If we look again at the three stories brought up once by that university professor, they are actually three types of stories, as is good versus evil a type of story, or narrative.  The Coming of Age is man vs. self, The Quest is man vs. nature or other natural and supernatural forces, and The Battle is man vs. man.  When it comes right down to it, any one of those twenty-five million plus stories represents one or more of these three narrative types.  Look again, and you'll see that each of these three story types is a battle against evil.
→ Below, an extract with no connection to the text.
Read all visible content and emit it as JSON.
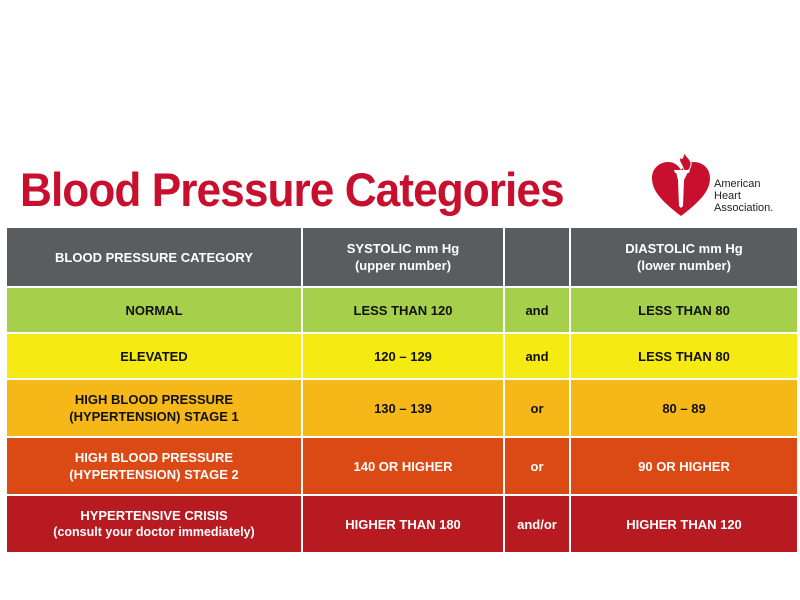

  1. "Do you not consider me lucky?"  "How can I tell?  You aren't dead yet."
  2. What are the categories for the life stories of the three deaths the narrator "remember[s] clearly"?
  3. "It seems to me that if you or I must choose between two courses of thought or action, we should remember or dying and try so to live that our death brings no pleasure to the world," and I might add: "yet pleasure to ourselves."
***

Chapter 35

There and Back Again

  • Lee is right, as he usually is.  "It's my observation that children always surprise us."  However, not all boys--children--surprise in the same way.  This, however, is not my point of contention (yes, point of contention!).  My issue is Steinbeck's portrayal of these boys as their surrogate father walks out on them (BECAUSE THAT'S WHAT HE DOES).  I know kids who would have been crushed--and I don't think I know a kid who wouldn't be--by his departure, crushed exactly as if it had been a parent who left.  I think this may be one of the only places I disagree with Steinbeck in his various philosophies of life.  In the first moments of Lee's departure, I agree with the depiction.  Yes, I can see Cal asking about tickets to the game and Aron talking about hot dogs, but in the days that follow, the loss would begin to set in, and they would feel abandoned.  Knowing what little I do about Steinbeck's life, I wonder if this is perhaps beyond his realm of experience or understanding.  Thoughts?

  • When I first read East of Eden, laying on my hide-a-bed in my realtor's basement, my family across the country waiting for the house to finalize so we could move in, I cried twice in this chapter.  I was--and it surprised me, the superlative of emotion the book brought, likely particularly so for the context of my read-- "incomparably, incredibly, overwhelmingly glad to [have Lee] home."